The problem
Teams increasingly draft with AI, but publish on their own reputation. Ask a single model whether something is true and you inherit that one model's blind spots — confidently delivered. For content you cannot afford to get wrong, one opinion is not verification.
The system
Fact Engineering treats verification as a courtroom, not a chatbot. Each claim in an uploaded document is cross-examined in parallel by a panel of frontier models from different providers — Anthropic, OpenAI, Google, DeepSeek, and others — and an LLM-as-judge weighs the evidence and issues one consensus verdict.
Scrutiny is dialed to the stakes across three tiers:
- Spell & grammar — editorial-grade cleanup in one fast pass.
- Model fact-check — the panel tests every claim against the sum of what it knows, then the judge adjudicates.

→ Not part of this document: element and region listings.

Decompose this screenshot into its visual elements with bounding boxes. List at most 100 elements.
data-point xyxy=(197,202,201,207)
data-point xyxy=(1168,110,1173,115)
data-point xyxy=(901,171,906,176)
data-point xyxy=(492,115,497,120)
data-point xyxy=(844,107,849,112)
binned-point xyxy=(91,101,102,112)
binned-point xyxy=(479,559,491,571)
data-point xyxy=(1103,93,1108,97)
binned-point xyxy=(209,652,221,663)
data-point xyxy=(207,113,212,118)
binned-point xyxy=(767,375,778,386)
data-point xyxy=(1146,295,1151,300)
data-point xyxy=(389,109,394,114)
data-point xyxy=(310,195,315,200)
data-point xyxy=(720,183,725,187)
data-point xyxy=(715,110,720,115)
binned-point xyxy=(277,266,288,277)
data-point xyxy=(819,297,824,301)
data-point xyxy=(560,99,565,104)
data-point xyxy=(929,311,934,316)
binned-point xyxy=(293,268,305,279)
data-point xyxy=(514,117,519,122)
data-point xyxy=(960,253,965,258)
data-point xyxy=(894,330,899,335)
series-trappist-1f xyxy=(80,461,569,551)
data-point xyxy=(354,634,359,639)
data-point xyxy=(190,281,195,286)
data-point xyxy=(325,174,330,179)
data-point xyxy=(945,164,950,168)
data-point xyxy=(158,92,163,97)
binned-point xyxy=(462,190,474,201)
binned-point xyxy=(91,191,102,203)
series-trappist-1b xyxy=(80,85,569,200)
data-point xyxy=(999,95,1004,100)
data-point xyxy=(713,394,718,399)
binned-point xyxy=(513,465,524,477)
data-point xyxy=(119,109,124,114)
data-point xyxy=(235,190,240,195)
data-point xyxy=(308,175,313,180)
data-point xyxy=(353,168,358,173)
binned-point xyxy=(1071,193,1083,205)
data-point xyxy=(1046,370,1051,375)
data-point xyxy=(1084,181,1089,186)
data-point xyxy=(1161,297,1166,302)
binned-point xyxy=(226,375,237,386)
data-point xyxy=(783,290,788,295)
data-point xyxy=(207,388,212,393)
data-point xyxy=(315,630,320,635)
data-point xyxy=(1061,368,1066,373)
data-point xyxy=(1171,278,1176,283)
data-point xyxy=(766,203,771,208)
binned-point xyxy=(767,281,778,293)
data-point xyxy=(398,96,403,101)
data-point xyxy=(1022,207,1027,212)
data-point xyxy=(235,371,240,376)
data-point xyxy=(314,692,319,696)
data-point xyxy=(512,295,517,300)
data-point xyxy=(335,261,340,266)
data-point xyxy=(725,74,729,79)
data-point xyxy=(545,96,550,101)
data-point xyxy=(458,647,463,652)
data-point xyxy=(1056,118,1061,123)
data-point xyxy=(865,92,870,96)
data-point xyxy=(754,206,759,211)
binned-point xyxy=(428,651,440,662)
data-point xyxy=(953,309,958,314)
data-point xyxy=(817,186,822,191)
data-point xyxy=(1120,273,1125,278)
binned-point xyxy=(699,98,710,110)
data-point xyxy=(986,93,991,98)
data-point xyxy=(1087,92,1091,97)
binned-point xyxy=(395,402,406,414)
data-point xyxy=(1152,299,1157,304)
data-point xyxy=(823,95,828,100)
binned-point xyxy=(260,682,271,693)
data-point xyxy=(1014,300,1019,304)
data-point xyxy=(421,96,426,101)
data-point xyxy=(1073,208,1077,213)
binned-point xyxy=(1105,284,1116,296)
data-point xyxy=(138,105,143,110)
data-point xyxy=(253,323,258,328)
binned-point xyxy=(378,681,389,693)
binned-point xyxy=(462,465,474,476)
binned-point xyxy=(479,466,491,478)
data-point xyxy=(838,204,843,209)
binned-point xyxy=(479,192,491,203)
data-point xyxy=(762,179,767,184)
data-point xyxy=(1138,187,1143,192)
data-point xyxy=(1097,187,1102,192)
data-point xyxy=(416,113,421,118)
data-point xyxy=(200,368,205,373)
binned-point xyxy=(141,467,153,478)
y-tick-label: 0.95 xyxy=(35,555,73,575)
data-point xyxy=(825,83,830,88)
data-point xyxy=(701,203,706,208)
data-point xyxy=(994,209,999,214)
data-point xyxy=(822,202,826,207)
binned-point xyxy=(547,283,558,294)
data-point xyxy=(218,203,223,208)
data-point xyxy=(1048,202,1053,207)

- Live research — every claim is re-investigated against the live web and returned with citations: defensible, traceable, audit-ready.

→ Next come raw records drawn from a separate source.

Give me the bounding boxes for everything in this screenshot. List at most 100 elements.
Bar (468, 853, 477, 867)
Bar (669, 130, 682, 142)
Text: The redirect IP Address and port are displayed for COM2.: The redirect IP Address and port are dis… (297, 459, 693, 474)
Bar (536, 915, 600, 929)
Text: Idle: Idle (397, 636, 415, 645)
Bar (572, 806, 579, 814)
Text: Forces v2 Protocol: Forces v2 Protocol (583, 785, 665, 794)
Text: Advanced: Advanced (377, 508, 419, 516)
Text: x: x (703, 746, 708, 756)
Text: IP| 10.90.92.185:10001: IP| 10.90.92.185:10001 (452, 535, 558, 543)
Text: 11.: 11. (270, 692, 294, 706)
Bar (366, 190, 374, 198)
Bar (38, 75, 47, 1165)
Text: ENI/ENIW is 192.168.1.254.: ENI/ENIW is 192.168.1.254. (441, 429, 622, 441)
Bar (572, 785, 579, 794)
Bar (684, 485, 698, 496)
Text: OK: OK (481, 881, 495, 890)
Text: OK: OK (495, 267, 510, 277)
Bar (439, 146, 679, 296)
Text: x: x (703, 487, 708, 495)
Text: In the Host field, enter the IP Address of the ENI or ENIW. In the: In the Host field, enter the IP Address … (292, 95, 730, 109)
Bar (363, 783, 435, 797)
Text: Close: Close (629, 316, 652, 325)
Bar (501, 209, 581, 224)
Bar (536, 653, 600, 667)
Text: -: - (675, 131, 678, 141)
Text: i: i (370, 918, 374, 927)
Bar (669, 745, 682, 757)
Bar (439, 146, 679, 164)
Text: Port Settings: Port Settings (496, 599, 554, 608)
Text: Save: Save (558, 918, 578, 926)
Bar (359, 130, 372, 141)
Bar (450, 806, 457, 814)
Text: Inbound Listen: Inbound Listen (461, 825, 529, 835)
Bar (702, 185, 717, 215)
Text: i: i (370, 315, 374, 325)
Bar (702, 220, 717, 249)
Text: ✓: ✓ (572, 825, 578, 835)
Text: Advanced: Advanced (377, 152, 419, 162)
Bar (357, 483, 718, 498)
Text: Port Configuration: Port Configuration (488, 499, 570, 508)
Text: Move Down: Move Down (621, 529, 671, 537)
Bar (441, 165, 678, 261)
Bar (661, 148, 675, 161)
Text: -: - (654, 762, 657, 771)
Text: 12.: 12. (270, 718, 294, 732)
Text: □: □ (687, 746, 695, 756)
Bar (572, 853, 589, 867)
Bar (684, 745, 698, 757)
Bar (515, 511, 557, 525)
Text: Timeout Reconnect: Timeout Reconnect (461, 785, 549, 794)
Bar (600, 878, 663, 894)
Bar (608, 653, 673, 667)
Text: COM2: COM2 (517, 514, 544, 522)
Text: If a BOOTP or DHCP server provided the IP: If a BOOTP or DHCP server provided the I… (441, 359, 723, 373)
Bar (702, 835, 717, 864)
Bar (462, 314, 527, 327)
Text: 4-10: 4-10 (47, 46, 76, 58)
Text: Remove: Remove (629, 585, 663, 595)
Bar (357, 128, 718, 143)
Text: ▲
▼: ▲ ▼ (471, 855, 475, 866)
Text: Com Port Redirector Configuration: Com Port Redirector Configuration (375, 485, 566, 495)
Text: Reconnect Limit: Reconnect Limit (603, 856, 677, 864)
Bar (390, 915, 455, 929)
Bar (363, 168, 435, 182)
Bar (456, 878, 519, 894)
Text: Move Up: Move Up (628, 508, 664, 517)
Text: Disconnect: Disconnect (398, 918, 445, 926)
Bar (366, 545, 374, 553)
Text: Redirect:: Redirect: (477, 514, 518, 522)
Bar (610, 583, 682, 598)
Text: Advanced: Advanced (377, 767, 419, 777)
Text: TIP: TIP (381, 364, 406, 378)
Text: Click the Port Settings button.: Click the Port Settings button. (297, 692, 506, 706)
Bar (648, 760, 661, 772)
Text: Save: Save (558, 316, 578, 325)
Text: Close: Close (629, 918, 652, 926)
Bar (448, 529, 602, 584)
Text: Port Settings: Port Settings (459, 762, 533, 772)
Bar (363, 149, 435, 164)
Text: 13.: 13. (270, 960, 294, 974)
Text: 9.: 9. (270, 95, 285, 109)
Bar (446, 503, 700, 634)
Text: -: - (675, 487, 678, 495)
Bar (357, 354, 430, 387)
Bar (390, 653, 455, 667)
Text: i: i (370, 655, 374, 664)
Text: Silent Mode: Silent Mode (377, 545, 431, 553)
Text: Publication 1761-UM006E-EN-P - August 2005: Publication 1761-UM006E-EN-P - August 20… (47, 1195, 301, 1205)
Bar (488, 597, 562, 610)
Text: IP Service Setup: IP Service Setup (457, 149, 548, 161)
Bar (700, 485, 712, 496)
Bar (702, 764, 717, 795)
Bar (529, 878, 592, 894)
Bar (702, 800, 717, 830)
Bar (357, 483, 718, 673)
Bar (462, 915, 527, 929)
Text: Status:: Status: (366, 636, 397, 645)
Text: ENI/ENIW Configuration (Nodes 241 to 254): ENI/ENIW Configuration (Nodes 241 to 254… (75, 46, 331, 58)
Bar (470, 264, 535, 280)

Engineering decisions that mattered
Asynchronous by design, real-time to watch. Fact-checking a long document fans out into many model calls. The pipeline runs on AWS Step Functions and Lambda, so checks scale without a fleet of servers, and results stream back to the browser over AppSync as each verdict lands.

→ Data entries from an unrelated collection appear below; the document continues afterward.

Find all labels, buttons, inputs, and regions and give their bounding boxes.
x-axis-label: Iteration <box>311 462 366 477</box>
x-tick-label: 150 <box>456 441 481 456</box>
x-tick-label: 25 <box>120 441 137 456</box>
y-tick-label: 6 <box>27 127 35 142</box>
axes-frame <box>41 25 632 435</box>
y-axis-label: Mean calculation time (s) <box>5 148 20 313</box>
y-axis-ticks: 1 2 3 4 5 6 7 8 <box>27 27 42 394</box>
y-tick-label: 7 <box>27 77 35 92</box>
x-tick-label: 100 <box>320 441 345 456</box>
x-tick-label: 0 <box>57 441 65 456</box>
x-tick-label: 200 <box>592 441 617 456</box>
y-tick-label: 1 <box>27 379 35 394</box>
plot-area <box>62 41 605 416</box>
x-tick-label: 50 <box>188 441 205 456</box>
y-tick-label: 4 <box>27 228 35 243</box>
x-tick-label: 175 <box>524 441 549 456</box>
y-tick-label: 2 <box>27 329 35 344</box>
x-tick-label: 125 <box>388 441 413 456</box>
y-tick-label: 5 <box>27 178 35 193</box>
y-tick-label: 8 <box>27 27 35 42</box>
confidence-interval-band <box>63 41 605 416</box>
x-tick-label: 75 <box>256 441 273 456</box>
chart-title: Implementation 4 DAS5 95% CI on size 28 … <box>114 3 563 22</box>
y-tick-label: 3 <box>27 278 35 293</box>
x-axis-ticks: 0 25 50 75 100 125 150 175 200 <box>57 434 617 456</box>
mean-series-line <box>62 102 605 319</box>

One provider-agnostic model layer. Panel models are routed through a single gateway, so the panel composition — which models vote, who judges, what each tier costs — lives in one configuration file. When a better model ships, the product improves by editing one file, not by rebuilding the pipeline.
Boring where it should be boring. Authentication, payments, and storage use proven managed services — WorkOS, Stripe, S3, Aurora Serverless Postgres — so the engineering budget went into the part that differentiates: the consensus engine.
The outcome
A live, self-serve product: upload a document, watch a panel of frontier models argue about it, and export verdicts with sources. Credit pricing is quoted before every check, so the price you see is the price you pay.
For xternal AI, it is also the clearest possible credential. The advice we give clients — find the profitable bottleneck, build the smallest serious system, harden it into operations — is the same playbook we bet our own product on.